Parkin DM, Clayton D, Black RJ, Masuyer E, Friedl HP, Ivanov E, et al. Childhood leukaemia in Europe after Chernobyl: 5 year follow-up. Br J Cancer. 1996 Apr;73(8):1006-12.
Popper SE, McCloskey K. Individual differences and subgroups within populations: the shopping bag approach. Aviat Space Environ Med. 1993;64(1):74-7.
Citation in Text
Remember this will be a running number at the first use of a reference. If the reference is re-used then repeat the number allocated. Keep your style constant, either parenthesis (number) throughout, or superscript number. Do not change between the two. If your department recommends a particular style then use that.
The relationship between aromatase ... (9)
The relationship between aromatase ..... 9
- Journal titles are abbreviated if they can be found abbreviated in Medline; otherwise spell them out in full.
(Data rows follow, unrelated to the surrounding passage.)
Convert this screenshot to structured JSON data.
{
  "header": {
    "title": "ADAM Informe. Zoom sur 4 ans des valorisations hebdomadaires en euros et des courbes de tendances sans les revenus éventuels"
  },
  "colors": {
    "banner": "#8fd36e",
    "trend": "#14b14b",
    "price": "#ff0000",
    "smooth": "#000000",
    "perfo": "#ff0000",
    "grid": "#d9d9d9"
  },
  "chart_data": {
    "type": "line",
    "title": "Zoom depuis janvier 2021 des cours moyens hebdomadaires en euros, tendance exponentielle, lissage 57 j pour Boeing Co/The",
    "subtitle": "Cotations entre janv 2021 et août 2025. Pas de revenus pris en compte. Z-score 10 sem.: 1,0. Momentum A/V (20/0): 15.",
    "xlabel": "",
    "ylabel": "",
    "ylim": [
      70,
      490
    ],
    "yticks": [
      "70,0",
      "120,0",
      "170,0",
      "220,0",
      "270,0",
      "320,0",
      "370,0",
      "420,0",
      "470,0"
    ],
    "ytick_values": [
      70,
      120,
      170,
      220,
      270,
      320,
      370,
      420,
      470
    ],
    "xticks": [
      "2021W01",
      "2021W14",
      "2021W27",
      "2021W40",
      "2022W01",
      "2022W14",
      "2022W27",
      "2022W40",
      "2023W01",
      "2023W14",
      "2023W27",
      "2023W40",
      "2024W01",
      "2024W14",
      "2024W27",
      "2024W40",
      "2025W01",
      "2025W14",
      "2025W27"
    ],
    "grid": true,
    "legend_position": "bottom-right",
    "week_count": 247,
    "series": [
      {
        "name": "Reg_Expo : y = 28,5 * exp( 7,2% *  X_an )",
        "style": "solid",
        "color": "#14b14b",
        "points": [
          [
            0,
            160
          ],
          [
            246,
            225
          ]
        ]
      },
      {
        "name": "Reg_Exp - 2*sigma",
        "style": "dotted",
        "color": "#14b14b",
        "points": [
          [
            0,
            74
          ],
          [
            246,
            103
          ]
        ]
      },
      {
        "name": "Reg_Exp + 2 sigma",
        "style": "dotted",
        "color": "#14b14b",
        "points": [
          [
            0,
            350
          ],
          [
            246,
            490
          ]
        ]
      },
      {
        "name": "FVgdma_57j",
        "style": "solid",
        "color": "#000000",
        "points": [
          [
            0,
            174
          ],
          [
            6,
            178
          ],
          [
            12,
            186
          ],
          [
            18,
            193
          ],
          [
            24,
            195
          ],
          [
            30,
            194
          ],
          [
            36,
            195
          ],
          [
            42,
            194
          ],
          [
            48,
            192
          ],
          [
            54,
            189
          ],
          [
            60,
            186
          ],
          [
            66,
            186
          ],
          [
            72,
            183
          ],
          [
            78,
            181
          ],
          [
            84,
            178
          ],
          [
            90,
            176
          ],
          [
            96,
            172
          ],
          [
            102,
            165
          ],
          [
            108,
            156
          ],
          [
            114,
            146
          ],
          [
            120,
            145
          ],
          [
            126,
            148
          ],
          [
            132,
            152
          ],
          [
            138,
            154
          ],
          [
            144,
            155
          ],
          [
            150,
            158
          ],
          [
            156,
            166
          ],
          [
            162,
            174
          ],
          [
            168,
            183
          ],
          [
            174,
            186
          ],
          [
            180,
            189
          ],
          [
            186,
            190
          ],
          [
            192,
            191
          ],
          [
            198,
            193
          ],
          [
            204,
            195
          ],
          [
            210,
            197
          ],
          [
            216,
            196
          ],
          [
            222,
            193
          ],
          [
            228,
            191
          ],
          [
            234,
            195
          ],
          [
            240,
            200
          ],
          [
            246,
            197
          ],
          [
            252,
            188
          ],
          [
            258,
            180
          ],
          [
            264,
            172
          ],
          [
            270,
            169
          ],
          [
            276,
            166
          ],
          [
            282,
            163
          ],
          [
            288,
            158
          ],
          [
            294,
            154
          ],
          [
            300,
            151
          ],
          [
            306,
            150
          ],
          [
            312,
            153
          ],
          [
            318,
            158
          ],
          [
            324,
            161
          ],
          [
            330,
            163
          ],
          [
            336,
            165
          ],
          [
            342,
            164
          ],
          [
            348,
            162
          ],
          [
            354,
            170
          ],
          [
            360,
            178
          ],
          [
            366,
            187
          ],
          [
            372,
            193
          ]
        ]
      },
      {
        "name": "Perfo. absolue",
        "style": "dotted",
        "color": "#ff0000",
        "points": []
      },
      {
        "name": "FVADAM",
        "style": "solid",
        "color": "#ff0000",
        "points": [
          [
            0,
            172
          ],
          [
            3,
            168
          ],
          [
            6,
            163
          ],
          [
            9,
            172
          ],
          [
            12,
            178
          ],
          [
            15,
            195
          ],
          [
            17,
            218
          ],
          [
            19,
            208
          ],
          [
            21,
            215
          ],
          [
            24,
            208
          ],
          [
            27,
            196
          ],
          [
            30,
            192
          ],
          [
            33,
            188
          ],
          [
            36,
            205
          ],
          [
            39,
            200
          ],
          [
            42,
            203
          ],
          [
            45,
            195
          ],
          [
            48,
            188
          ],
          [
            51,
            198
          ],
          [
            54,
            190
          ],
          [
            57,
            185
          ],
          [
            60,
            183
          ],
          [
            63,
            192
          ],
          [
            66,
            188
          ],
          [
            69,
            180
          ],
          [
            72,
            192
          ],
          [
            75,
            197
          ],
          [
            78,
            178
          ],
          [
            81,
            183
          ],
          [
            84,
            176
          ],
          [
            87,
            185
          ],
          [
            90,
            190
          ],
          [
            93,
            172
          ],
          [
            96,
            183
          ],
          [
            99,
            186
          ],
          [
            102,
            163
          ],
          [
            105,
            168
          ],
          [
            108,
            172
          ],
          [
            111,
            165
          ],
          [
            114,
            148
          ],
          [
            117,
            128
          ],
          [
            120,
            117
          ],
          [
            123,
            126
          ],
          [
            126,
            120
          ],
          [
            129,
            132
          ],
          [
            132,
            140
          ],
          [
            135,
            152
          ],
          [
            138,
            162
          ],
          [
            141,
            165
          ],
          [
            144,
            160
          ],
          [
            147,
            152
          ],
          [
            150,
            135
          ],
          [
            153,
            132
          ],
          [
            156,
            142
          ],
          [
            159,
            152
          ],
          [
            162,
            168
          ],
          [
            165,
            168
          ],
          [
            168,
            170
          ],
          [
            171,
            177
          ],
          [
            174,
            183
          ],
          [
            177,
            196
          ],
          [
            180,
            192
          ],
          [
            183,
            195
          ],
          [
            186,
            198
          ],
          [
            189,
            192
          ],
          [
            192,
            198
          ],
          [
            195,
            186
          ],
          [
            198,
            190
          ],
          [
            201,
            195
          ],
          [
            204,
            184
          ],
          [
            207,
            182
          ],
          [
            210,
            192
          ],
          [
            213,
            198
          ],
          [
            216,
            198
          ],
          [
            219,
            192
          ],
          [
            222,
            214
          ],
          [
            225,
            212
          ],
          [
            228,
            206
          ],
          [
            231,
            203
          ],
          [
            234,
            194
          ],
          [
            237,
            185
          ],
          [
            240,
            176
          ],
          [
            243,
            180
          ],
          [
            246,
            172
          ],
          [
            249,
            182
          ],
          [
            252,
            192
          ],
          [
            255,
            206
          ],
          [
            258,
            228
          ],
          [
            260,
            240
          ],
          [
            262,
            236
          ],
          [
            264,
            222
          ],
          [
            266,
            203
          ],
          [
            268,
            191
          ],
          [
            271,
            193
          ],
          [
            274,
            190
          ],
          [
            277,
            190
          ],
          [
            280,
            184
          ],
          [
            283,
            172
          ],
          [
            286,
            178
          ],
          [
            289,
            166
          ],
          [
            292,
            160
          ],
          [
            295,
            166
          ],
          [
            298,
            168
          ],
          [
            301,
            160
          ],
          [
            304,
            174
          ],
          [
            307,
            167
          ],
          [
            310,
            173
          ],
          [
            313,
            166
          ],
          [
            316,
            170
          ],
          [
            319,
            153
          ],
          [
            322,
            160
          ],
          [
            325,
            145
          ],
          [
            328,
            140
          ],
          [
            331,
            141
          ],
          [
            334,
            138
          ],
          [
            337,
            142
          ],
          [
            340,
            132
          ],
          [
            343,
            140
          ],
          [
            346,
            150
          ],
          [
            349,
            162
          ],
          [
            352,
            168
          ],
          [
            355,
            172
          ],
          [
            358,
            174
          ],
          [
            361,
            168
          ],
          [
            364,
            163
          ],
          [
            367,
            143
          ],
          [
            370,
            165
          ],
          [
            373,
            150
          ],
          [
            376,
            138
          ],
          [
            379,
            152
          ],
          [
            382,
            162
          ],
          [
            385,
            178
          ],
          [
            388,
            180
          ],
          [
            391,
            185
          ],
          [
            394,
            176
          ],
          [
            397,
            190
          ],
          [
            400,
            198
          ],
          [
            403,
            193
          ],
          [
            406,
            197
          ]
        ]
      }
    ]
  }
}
To check this go to www.pubmed.gov and click on the journals database link - enter your journal title in full and, if found, read the entry to see the accepted abbreviated title. Give the title as used at the time the article was published and the correct Medline abbreviation for that time (e.g. British Medical Journal was Br Med J up to 1980, Br Med J (Clin Res Ed) 1980-88, and BMJ from 1988 forward, so an article published in 1986 will be referenced as Br Med J (Clin Res Ed).
- Journal titles that are just a single word are not abbreviated.
- See pages for weekly and monthly magazines, and newspapers, for guidance on dealing with non-academic journals.
- Vancouver allows months to be shortened to their first three letters.
- Pagination can be cut to the minimum possible so that pages 121-129 can be shortened to 121-9. Prefix letters can also be shortened e.g. S121-9, but use 121A-129A if letters are used as suffixes.